Zulip Chat Archive
Stream: Brownian motion
Topic: Infinite independent increments
Joris van Winden (Jan 27 2026 at 15:33):
I am formalizing the law of the iterated logarithm (currently working on the lower bound), and I have arrived at a point where I need to show that the variables n ↦ X (c ^ (n + 1)) ω - X (c ^ n) ω are independent. This turns out to be annoying since HasIndepIncrements only gives independence for a finite index set.
My question is the following: was it a deliberate choice to formulate HasIndepIncrements in terms of finite index sets? It seems that the alternative definition
def HasIndepIncrements' [Preorder T] [Sub E] [MeasurableSpace E] (X : T → Ω → E)
(P : Measure Ω := by volume_tac) : Prop :=
∀ t : ℕ → T, Monotone t →
iIndepFun (fun i ω ↦ X (t (i + 1)) ω - X (t i) ω) P
is mathematically equivalent and disposes with the Fin n type.
Rémy Degenne (Jan 27 2026 at 15:53):
@Etienne Marion
Etienne Marion (Jan 27 2026 at 16:07):
That does seem like a good idea! I went with Fin because that is the way I have always seen it defined in textbooks, but I actually was quite annoyed having to deal with Fin, so if your definition works well we should definitely go with it. I am guessing you might have to rework some proofs in the BrownianMotion file though. If you don't want to deal with that I'd say you can introduce your definition while leaving the old one and we can get rid of it later.

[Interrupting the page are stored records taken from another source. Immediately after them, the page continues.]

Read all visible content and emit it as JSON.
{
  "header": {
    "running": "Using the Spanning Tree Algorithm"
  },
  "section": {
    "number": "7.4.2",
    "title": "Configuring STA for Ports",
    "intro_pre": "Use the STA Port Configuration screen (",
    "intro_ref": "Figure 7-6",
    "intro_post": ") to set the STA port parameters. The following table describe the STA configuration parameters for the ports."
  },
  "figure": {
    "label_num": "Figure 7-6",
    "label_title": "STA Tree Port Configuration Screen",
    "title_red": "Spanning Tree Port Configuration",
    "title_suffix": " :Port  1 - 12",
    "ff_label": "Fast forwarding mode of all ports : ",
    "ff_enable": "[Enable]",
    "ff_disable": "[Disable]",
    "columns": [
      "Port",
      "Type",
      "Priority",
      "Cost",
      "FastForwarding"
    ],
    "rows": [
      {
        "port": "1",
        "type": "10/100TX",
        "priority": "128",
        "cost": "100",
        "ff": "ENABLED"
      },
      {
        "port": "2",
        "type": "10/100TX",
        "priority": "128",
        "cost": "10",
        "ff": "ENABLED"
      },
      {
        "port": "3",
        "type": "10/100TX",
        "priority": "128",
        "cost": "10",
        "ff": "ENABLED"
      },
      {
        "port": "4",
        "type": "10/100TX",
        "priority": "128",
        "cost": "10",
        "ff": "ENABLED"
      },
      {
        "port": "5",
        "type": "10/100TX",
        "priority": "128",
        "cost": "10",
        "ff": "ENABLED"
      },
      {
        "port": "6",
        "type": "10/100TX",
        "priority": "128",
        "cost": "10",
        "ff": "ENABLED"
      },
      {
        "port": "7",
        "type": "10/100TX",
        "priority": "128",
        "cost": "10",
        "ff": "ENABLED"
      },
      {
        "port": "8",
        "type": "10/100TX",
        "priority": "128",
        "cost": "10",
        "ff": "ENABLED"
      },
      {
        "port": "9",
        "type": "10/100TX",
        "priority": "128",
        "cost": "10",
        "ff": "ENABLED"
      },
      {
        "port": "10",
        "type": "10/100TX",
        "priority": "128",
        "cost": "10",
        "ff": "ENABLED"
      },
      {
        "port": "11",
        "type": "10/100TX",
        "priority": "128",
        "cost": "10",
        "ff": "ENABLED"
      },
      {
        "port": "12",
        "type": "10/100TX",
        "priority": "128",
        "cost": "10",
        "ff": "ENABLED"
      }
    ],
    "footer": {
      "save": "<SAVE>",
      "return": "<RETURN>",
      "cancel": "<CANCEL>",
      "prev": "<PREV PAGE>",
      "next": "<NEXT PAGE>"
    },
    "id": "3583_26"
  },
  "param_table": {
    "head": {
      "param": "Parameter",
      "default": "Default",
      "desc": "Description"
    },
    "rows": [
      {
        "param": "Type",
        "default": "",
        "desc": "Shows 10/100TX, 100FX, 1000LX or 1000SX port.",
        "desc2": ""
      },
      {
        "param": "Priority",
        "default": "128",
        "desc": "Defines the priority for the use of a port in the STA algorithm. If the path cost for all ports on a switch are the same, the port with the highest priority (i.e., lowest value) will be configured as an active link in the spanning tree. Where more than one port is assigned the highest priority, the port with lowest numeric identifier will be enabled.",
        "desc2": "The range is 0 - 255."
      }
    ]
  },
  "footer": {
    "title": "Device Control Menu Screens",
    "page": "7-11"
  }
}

Joris van Winden (Jan 27 2026 at 16:19):
Okay! Then I will give it a go to see if any unexpected problems turn up with the alternative definition.
Joris van Winden (Jan 29 2026 at 10:37):
For now I have managed to prove the expected equivalence:
lemma HasIndepIncrements.infinite_increments [Preorder T] [Sub E] [MeasurableSpace E]
(X : T → Ω → E) (P : Measure Ω := by volume_tac) [IsProbabilityMeasure P] :
HasIndepIncrements X P ↔ ∀ t : ℕ → T, Monotone t →
iIndepFun (fun i ω ↦ X (t (i + 1)) ω - X (t i) ω) P
I needed the typeclass [IsProbabilityMeasure P] in order to apply iIndepFun.of_subsingleton.
Joris van Winden (Feb 13 2026 at 22:32):
I have opened #377 to introduce the relevant lemmas.